Ms. Krall's honeyed contralto was in exceptionally good form throughout the evening. She consistently reshaped melodic lines but did so in a way that further emphasized a song's lyrical content. She used portamento and dynamics as a means of focusing attention on, or away from, particular words or phrases. Her bossa nova version of "'S Wonderful" deflated the song's titular conceit and allowed the rest of the lyrics to tell their story. On an exceptional "All or Nothing At All," her phrasing subtly manipulated time for dramatic effect—often running a series of notes ahead of and then dropping back behind the beat.

"Devil May Care," "Frim Fram Sauce" and a lightning paced "I Love Being Here With You" were all taken at tempos noticeably faster than their recorded versions. "East of the Sun" and "Let's Fall In Love" stuck closer to their preset arrangements, but a hard swinging, beautifully phrased "I Don't Know Enough About You," prefaced with a series of Blues embellishments, surpassed its recorded counterpart both in terms of creativity and nuance.

Ms.
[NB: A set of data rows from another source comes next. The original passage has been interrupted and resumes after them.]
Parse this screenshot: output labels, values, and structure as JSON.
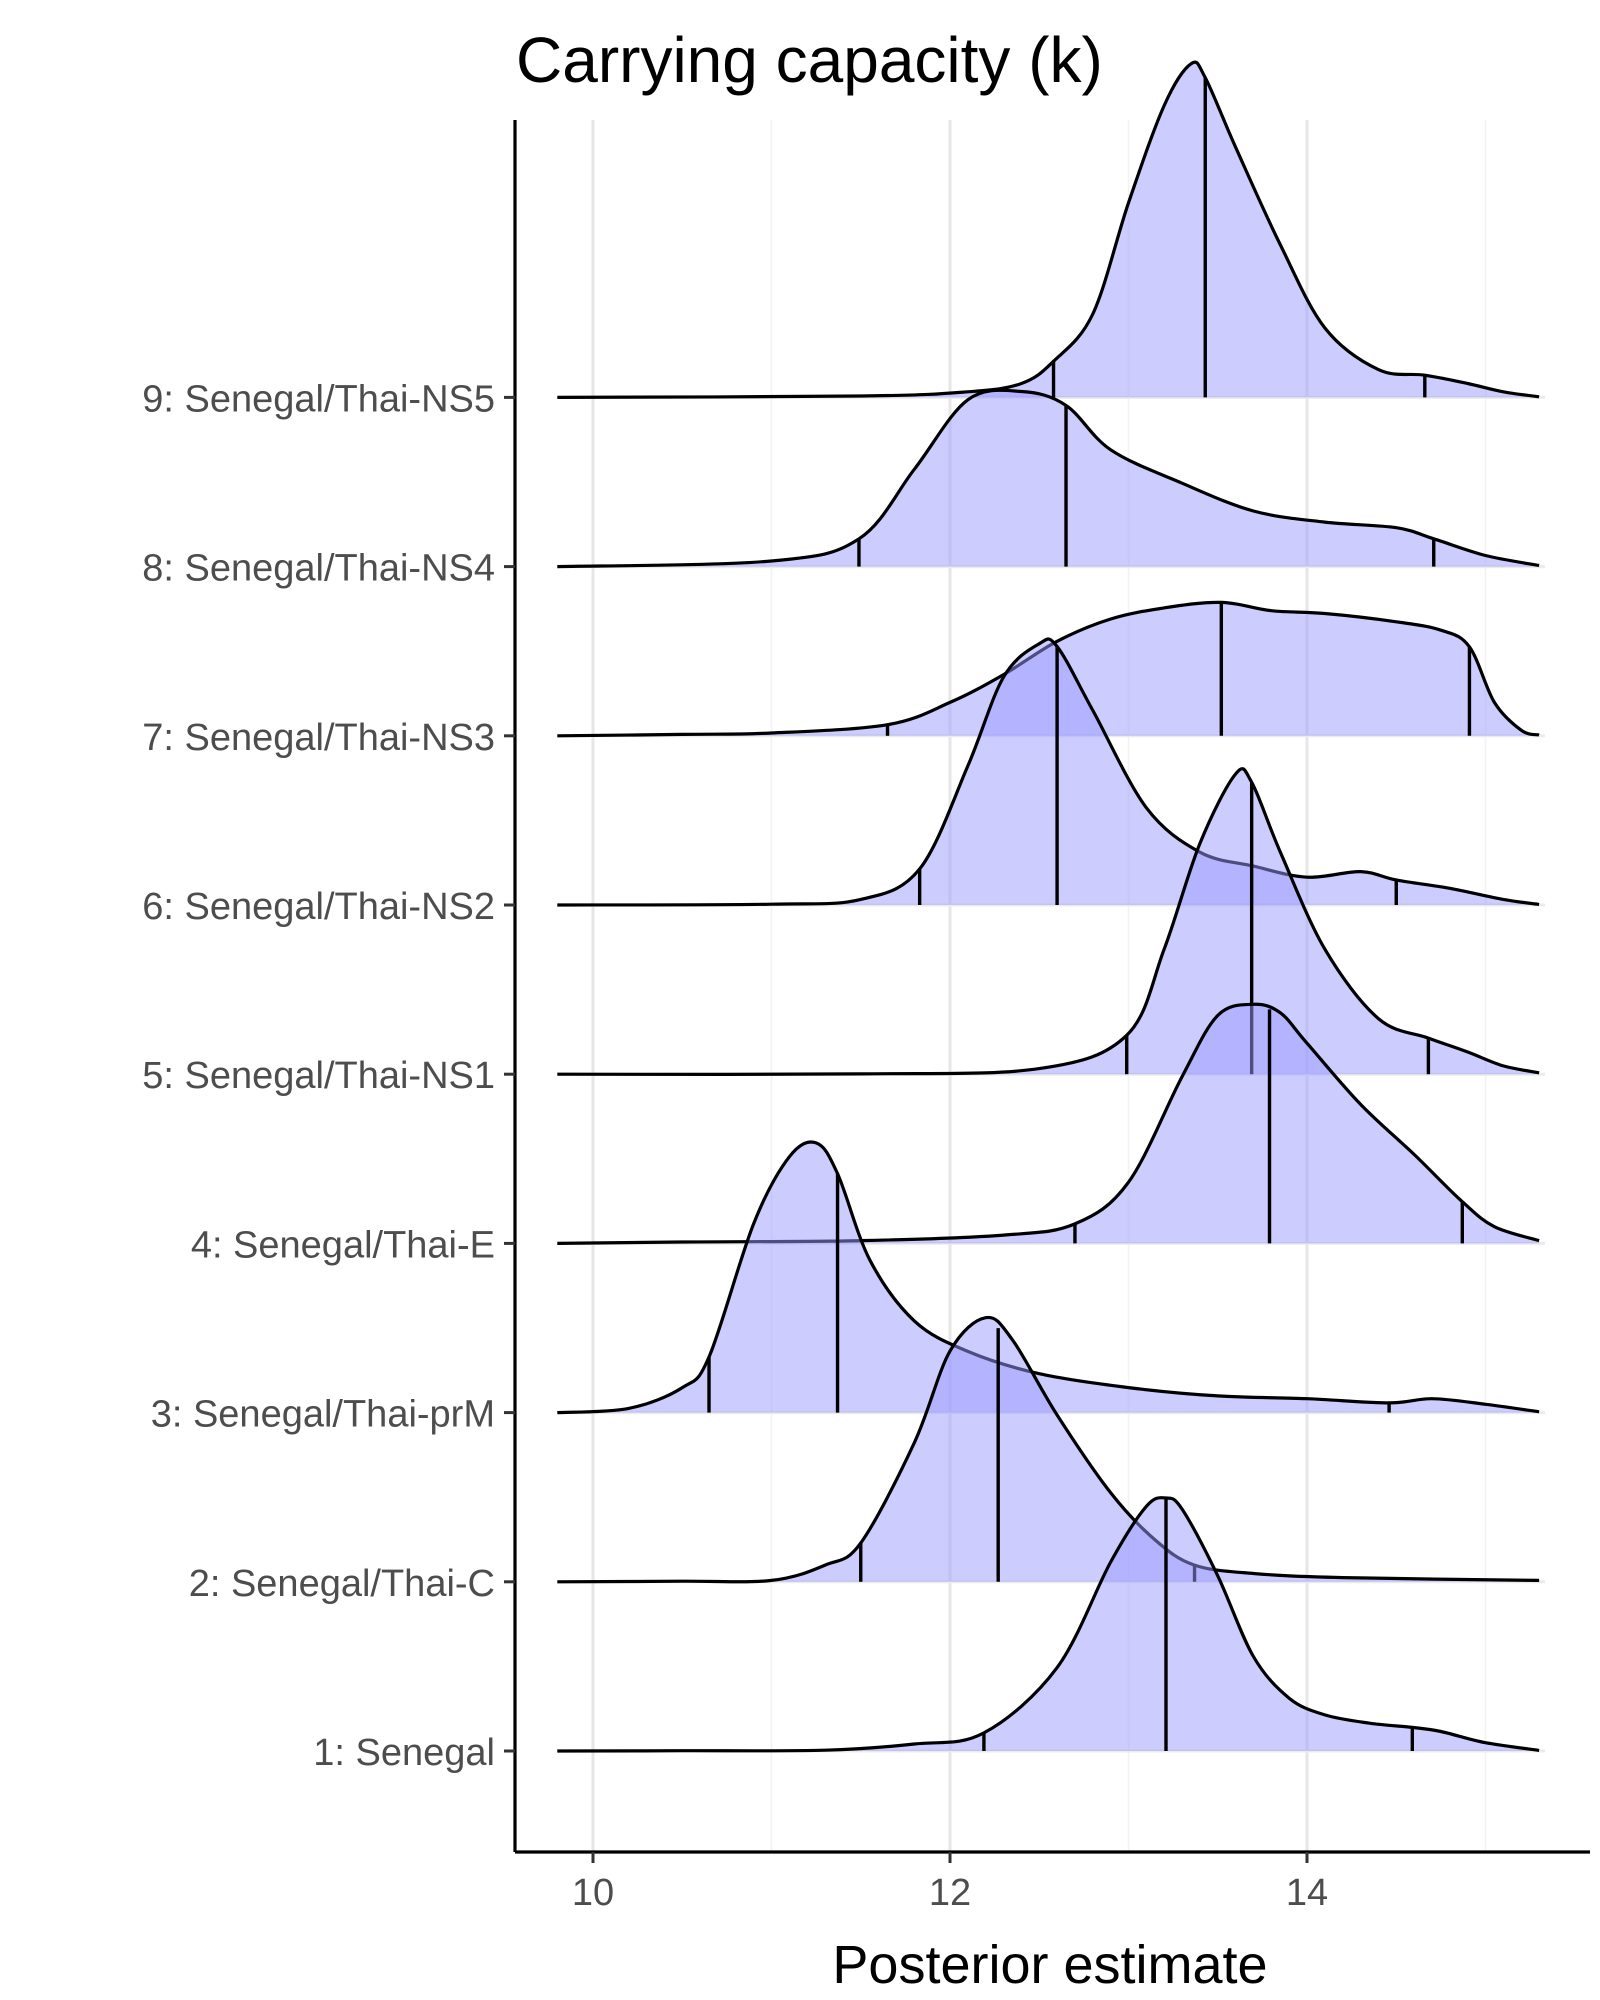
{
  "chart_data": {
    "type": "ridgeline",
    "title": "Carrying capacity (k)",
    "xlabel": "Posterior estimate",
    "ylabel": "",
    "xlim": [
      9.55,
      15.65
    ],
    "x_ticks": [
      10,
      12,
      14
    ],
    "grid": "vertical major and minor gridlines",
    "fill_color": "#9999ff",
    "fill_opacity": 0.5,
    "line_color": "#000000",
    "categories": [
      "1: Senegal",
      "2: Senegal/Thai-C",
      "3: Senegal/Thai-prM",
      "4: Senegal/Thai-E",
      "5: Senegal/Thai-NS1",
      "6: Senegal/Thai-NS2",
      "7: Senegal/Thai-NS3",
      "8: Senegal/Thai-NS4",
      "9: Senegal/Thai-NS5"
    ],
    "series": [
      {
        "name": "1: Senegal",
        "quantiles": [
          12.19,
          13.21,
          14.59
        ],
        "density": [
          [
            9.8,
            0
          ],
          [
            10.5,
            0.001
          ],
          [
            11.3,
            0.003
          ],
          [
            11.8,
            0.025
          ],
          [
            12.19,
            0.065
          ],
          [
            12.6,
            0.3
          ],
          [
            12.9,
            0.68
          ],
          [
            13.1,
            0.88
          ],
          [
            13.21,
            0.91
          ],
          [
            13.3,
            0.87
          ],
          [
            13.5,
            0.63
          ],
          [
            13.7,
            0.34
          ],
          [
            13.9,
            0.19
          ],
          [
            14.1,
            0.13
          ],
          [
            14.35,
            0.1
          ],
          [
            14.59,
            0.085
          ],
          [
            14.75,
            0.07
          ],
          [
            15.0,
            0.03
          ],
          [
            15.3,
            0.002
          ]
        ]
      },
      {
        "name": "2: Senegal/Thai-C",
        "quantiles": [
          11.5,
          12.27,
          13.37
        ],
        "density": [
          [
            9.8,
            0
          ],
          [
            10.5,
            0.002
          ],
          [
            11.0,
            0.005
          ],
          [
            11.3,
            0.06
          ],
          [
            11.5,
            0.14
          ],
          [
            11.8,
            0.5
          ],
          [
            12.0,
            0.83
          ],
          [
            12.2,
            0.95
          ],
          [
            12.35,
            0.87
          ],
          [
            12.6,
            0.6
          ],
          [
            12.9,
            0.32
          ],
          [
            13.15,
            0.15
          ],
          [
            13.37,
            0.06
          ],
          [
            13.7,
            0.03
          ],
          [
            14.2,
            0.015
          ],
          [
            15.3,
            0.005
          ]
        ]
      },
      {
        "name": "3: Senegal/Thai-prM",
        "quantiles": [
          10.65,
          11.37,
          14.46
        ],
        "density": [
          [
            9.8,
            0
          ],
          [
            10.2,
            0.015
          ],
          [
            10.5,
            0.09
          ],
          [
            10.65,
            0.2
          ],
          [
            10.9,
            0.68
          ],
          [
            11.1,
            0.92
          ],
          [
            11.25,
            0.97
          ],
          [
            11.37,
            0.86
          ],
          [
            11.55,
            0.55
          ],
          [
            11.8,
            0.33
          ],
          [
            12.1,
            0.22
          ],
          [
            12.5,
            0.14
          ],
          [
            13.0,
            0.09
          ],
          [
            13.5,
            0.06
          ],
          [
            14.0,
            0.05
          ],
          [
            14.46,
            0.035
          ],
          [
            14.7,
            0.05
          ],
          [
            15.0,
            0.03
          ],
          [
            15.3,
            0.003
          ]
        ]
      },
      {
        "name": "4: Senegal/Thai-E",
        "quantiles": [
          12.7,
          13.79,
          14.87
        ],
        "density": [
          [
            9.8,
            0
          ],
          [
            10.5,
            0.005
          ],
          [
            11.5,
            0.01
          ],
          [
            12.3,
            0.03
          ],
          [
            12.7,
            0.07
          ],
          [
            13.0,
            0.22
          ],
          [
            13.3,
            0.6
          ],
          [
            13.5,
            0.82
          ],
          [
            13.7,
            0.86
          ],
          [
            13.85,
            0.83
          ],
          [
            14.0,
            0.72
          ],
          [
            14.3,
            0.5
          ],
          [
            14.6,
            0.32
          ],
          [
            14.87,
            0.15
          ],
          [
            15.05,
            0.06
          ],
          [
            15.3,
            0.01
          ]
        ]
      },
      {
        "name": "5: Senegal/Thai-NS1",
        "quantiles": [
          12.99,
          13.69,
          14.68
        ],
        "density": [
          [
            9.8,
            0
          ],
          [
            11.5,
            0.001
          ],
          [
            12.5,
            0.02
          ],
          [
            12.99,
            0.14
          ],
          [
            13.2,
            0.45
          ],
          [
            13.4,
            0.83
          ],
          [
            13.6,
            1.08
          ],
          [
            13.69,
            1.05
          ],
          [
            13.85,
            0.8
          ],
          [
            14.1,
            0.45
          ],
          [
            14.4,
            0.2
          ],
          [
            14.68,
            0.13
          ],
          [
            14.9,
            0.08
          ],
          [
            15.1,
            0.03
          ],
          [
            15.3,
            0.005
          ]
        ]
      },
      {
        "name": "6: Senegal/Thai-NS2",
        "quantiles": [
          11.83,
          12.6,
          14.5
        ],
        "density": [
          [
            9.8,
            0
          ],
          [
            11.0,
            0.003
          ],
          [
            11.5,
            0.02
          ],
          [
            11.83,
            0.13
          ],
          [
            12.1,
            0.5
          ],
          [
            12.3,
            0.82
          ],
          [
            12.5,
            0.94
          ],
          [
            12.6,
            0.93
          ],
          [
            12.8,
            0.7
          ],
          [
            13.1,
            0.35
          ],
          [
            13.4,
            0.19
          ],
          [
            13.7,
            0.14
          ],
          [
            14.0,
            0.1
          ],
          [
            14.3,
            0.12
          ],
          [
            14.5,
            0.09
          ],
          [
            14.8,
            0.06
          ],
          [
            15.1,
            0.02
          ],
          [
            15.3,
            0.002
          ]
        ]
      },
      {
        "name": "7: Senegal/Thai-NS3",
        "quantiles": [
          11.65,
          13.52,
          14.91
        ],
        "density": [
          [
            9.8,
            0
          ],
          [
            10.5,
            0.005
          ],
          [
            11.0,
            0.01
          ],
          [
            11.65,
            0.04
          ],
          [
            12.0,
            0.12
          ],
          [
            12.3,
            0.22
          ],
          [
            12.6,
            0.34
          ],
          [
            12.9,
            0.42
          ],
          [
            13.2,
            0.46
          ],
          [
            13.52,
            0.48
          ],
          [
            13.8,
            0.45
          ],
          [
            14.1,
            0.44
          ],
          [
            14.5,
            0.41
          ],
          [
            14.75,
            0.38
          ],
          [
            14.91,
            0.32
          ],
          [
            15.05,
            0.12
          ],
          [
            15.2,
            0.02
          ],
          [
            15.3,
            0.003
          ]
        ]
      },
      {
        "name": "8: Senegal/Thai-NS4",
        "quantiles": [
          11.49,
          12.65,
          14.71
        ],
        "density": [
          [
            9.8,
            0
          ],
          [
            11.0,
            0.02
          ],
          [
            11.49,
            0.1
          ],
          [
            11.8,
            0.35
          ],
          [
            12.1,
            0.6
          ],
          [
            12.4,
            0.63
          ],
          [
            12.65,
            0.58
          ],
          [
            12.9,
            0.42
          ],
          [
            13.3,
            0.3
          ],
          [
            13.7,
            0.2
          ],
          [
            14.1,
            0.16
          ],
          [
            14.5,
            0.14
          ],
          [
            14.71,
            0.1
          ],
          [
            15.0,
            0.04
          ],
          [
            15.3,
            0.004
          ]
        ]
      },
      {
        "name": "9: Senegal/Thai-NS5",
        "quantiles": [
          12.58,
          13.43,
          14.66
        ],
        "density": [
          [
            9.8,
            0
          ],
          [
            11.5,
            0.005
          ],
          [
            12.1,
            0.02
          ],
          [
            12.4,
            0.05
          ],
          [
            12.58,
            0.13
          ],
          [
            12.8,
            0.3
          ],
          [
            13.0,
            0.7
          ],
          [
            13.2,
            1.05
          ],
          [
            13.35,
            1.2
          ],
          [
            13.43,
            1.15
          ],
          [
            13.6,
            0.9
          ],
          [
            13.85,
            0.55
          ],
          [
            14.1,
            0.25
          ],
          [
            14.4,
            0.1
          ],
          [
            14.66,
            0.08
          ],
          [
            14.9,
            0.05
          ],
          [
            15.1,
            0.02
          ],
          [
            15.3,
            0.002
          ]
        ]
      }
    ]
  }
}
Krall displayed a musical and emotional conservatism on the up-tempo tunes that made her performances impressive but not adventurous and enjoyable but not riveting. The ballads, though, proved to be another matter entirely. Ms. Krall only sang three of them, but she managed to turn each into a psychological study of the dangers of love. Her slow, aching "I've Got You Under My Skin" brought to the surface the self-destructive undercurrent of romantic obsession often overlooked in that Cole Porter song. The absence of the orchestra found on her recording of the tune made this performance darker and more engrossing. On "Cry Me a River," Ms. Krall deftly modulated between hurt, anger and sarcasm, and her performance literally stopped the show. However, the evening's tour de force came with a solo piano/vocal rendition of "A Case of You." Ms. Krall first sang the song at a televised Joni Mitchell tribute concert last year, but her interpretation has deepened with time. On this evening, she seemed to come at the song from the inside wrapping the words around herself so completely that the boundaries between singer and song all but disappeared. In terms of sheer expressiveness, it was a performance that ranked with Sinatra's "One for My Baby" or Holiday's "I Loves You, Porgy." If she can capture that emotional depth on record, she will have found her first signature song.

At the close of the concert Ms. Krall received an immediate and genuinely spontaneous standing ovation. She returned for one encore, a soulful romp through "Lost Mind" that brought the crowd surging back to their feet where they stayed until the concert hall finally turned on the house lights to tell everyone to go home.